What millennials value most? ›

What do Millennials value most? Millennials value experiences, personalization, authenticity, and transparency. They appreciate companies that are socially and environmentally conscious, and also value flexibility, communication, and collaboration.

Why is life so hard for millennials? ›

In general, millennials expect a lower quality of life in several regards, ranging from spending power and net worth to relationships and self-perception. They're more vulnerable to just about everything, including health problems and substance abuse.

Who is the richest millennial? ›

Who are the Millennial Billionaires?
NameAgeNet Worth
Mark Zuckerberg36$97.0 B
Zhang Yiming37$35.6 B
Yang Huiyan & family39$29.6 B
Dustin Moskovitz36$17.8 B
88 more rows
May 27, 2021

How much is the average millennial worth? ›

What is the average net worth of millennials? The average net worth of millennials is $549,600. However, this varies quite a bit across the millennial age range. The median net worth of millennials is $135,600.

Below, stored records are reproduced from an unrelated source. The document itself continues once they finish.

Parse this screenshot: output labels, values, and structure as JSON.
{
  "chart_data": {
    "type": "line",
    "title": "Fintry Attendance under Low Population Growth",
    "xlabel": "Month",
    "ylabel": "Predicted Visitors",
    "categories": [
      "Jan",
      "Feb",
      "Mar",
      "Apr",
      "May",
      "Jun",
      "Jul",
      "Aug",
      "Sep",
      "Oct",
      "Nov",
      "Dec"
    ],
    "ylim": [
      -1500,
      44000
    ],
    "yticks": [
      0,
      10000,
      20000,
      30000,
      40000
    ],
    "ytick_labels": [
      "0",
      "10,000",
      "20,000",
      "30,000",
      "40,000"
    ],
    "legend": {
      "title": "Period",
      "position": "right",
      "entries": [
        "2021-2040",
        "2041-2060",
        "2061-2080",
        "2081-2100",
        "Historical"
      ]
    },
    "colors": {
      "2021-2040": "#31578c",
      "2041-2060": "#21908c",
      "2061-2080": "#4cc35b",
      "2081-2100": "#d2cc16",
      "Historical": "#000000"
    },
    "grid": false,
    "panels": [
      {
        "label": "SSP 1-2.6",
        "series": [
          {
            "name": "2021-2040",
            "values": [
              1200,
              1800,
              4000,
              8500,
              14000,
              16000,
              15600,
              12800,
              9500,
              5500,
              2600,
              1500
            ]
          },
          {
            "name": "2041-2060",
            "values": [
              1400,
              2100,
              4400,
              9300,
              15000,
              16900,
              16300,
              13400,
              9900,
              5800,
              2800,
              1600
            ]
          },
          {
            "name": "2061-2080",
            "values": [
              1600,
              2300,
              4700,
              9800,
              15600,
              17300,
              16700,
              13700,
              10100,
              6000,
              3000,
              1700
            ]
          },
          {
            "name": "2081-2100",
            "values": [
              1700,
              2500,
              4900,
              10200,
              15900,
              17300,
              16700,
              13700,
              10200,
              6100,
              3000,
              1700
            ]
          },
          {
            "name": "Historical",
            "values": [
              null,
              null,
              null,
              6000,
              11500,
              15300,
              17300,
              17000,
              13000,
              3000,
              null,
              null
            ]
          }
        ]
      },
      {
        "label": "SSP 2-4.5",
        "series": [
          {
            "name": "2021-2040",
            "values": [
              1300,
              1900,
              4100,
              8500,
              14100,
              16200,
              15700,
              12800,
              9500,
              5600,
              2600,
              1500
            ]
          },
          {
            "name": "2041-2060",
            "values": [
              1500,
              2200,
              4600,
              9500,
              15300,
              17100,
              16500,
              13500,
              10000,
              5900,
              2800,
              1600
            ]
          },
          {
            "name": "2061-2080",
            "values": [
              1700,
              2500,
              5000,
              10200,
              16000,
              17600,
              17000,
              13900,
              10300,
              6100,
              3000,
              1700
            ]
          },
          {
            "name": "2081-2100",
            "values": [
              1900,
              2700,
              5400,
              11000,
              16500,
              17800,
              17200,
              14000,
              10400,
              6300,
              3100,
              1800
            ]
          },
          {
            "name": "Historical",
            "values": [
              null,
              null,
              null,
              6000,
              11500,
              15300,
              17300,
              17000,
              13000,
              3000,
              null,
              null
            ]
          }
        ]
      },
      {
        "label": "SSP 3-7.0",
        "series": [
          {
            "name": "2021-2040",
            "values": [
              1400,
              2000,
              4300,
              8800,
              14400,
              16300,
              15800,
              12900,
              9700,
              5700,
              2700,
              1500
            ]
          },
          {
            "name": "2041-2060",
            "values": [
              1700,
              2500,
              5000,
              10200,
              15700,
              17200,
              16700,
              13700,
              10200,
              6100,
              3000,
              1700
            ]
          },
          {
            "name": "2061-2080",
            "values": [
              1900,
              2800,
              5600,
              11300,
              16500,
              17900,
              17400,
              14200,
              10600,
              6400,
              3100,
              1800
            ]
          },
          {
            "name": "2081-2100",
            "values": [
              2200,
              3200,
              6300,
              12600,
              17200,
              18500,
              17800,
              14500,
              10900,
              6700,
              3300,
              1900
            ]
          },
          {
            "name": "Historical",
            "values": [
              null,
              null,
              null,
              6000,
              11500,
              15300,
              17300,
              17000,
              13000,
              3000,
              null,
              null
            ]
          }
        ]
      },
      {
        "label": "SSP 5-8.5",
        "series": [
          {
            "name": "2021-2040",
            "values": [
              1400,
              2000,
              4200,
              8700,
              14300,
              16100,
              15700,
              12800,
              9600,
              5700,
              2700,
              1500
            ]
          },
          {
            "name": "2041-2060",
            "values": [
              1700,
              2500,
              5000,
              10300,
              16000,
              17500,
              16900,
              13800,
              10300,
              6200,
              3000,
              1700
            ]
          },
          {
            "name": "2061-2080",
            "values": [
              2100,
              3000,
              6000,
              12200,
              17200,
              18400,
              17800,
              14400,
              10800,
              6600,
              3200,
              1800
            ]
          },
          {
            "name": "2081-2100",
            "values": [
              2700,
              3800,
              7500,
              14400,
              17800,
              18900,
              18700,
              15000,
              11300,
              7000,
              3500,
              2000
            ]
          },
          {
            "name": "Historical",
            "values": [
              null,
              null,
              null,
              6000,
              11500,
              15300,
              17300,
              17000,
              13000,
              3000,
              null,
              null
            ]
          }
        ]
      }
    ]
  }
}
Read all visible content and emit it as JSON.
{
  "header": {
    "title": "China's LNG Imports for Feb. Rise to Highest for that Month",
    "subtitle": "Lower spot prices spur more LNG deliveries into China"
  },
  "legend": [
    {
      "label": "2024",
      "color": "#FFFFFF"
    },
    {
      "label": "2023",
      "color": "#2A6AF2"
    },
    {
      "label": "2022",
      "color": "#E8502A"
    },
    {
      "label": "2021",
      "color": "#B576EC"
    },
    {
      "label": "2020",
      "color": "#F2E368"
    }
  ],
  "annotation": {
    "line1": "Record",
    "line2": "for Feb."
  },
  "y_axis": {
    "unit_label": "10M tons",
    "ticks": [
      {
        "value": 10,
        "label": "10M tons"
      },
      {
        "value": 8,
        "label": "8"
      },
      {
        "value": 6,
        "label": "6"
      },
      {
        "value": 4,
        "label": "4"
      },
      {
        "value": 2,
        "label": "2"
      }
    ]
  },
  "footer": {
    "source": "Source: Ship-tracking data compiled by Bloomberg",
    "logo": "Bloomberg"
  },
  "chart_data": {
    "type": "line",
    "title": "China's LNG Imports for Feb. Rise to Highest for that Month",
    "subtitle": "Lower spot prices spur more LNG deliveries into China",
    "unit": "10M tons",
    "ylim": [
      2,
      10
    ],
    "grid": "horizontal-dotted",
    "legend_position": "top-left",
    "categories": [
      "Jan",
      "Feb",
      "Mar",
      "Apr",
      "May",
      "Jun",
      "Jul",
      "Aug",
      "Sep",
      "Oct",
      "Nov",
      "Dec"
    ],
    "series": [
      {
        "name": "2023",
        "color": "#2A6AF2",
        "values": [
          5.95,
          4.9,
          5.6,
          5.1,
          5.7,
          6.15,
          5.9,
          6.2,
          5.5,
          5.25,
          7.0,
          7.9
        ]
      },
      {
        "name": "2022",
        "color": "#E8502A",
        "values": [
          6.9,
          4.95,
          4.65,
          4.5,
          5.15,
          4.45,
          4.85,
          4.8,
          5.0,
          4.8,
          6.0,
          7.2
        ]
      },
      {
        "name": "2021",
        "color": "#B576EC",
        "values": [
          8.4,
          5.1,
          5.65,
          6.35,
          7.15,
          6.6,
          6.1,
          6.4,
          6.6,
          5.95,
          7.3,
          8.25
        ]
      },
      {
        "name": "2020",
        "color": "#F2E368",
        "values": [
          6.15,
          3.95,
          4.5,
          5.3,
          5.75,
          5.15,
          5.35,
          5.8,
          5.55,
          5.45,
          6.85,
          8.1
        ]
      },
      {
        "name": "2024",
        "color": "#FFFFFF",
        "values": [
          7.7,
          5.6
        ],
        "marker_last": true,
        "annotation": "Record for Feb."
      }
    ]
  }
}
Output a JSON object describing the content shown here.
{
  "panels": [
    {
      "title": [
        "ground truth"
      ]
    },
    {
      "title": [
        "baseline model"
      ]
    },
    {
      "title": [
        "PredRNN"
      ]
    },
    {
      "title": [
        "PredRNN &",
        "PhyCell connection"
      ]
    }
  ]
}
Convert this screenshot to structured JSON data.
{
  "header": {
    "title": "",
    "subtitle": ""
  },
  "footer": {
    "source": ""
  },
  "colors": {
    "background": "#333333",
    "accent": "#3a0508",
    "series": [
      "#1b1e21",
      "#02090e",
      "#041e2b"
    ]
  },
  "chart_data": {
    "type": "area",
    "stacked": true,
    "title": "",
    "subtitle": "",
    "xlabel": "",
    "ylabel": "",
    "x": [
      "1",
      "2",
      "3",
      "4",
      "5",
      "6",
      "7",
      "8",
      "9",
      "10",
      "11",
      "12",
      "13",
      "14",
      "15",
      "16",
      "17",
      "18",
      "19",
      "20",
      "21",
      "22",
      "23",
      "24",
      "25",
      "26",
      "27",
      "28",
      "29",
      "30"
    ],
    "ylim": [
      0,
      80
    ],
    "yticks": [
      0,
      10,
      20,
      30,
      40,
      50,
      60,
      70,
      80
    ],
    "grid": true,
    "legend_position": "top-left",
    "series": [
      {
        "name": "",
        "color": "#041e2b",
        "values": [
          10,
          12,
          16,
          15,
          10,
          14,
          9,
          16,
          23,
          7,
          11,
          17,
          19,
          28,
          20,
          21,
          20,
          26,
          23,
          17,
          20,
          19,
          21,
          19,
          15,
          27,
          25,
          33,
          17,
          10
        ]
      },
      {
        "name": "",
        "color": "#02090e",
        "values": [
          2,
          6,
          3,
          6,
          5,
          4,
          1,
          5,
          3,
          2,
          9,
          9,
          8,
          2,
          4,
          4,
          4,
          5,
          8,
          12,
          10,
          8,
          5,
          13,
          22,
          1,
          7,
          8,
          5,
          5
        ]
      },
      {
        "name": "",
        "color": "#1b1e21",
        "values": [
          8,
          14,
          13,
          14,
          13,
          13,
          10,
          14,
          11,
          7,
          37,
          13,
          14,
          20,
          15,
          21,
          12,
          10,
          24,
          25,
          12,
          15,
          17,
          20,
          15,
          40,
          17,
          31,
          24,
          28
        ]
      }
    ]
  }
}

What is the top 1% net worth at age 30? ›

To have a top 1% at 25 requires a net worth of at least $250,000. To have a top 1% net worth at age 30 requires a net worth of at least $1 million and so forth. As the latest Federal Reserve Consumer Finance Survey shows, the average American household is now a millionaire with a net worth of $1.06 million.

What net worth is considered very rich? ›

To be considered very high net worth, one might need assets ranging from $5 million to $10 million, while an ultra-high net worth status could require $30 million or more. These figures underscore the subjective nature of financial classifications across different thresholds of wealth.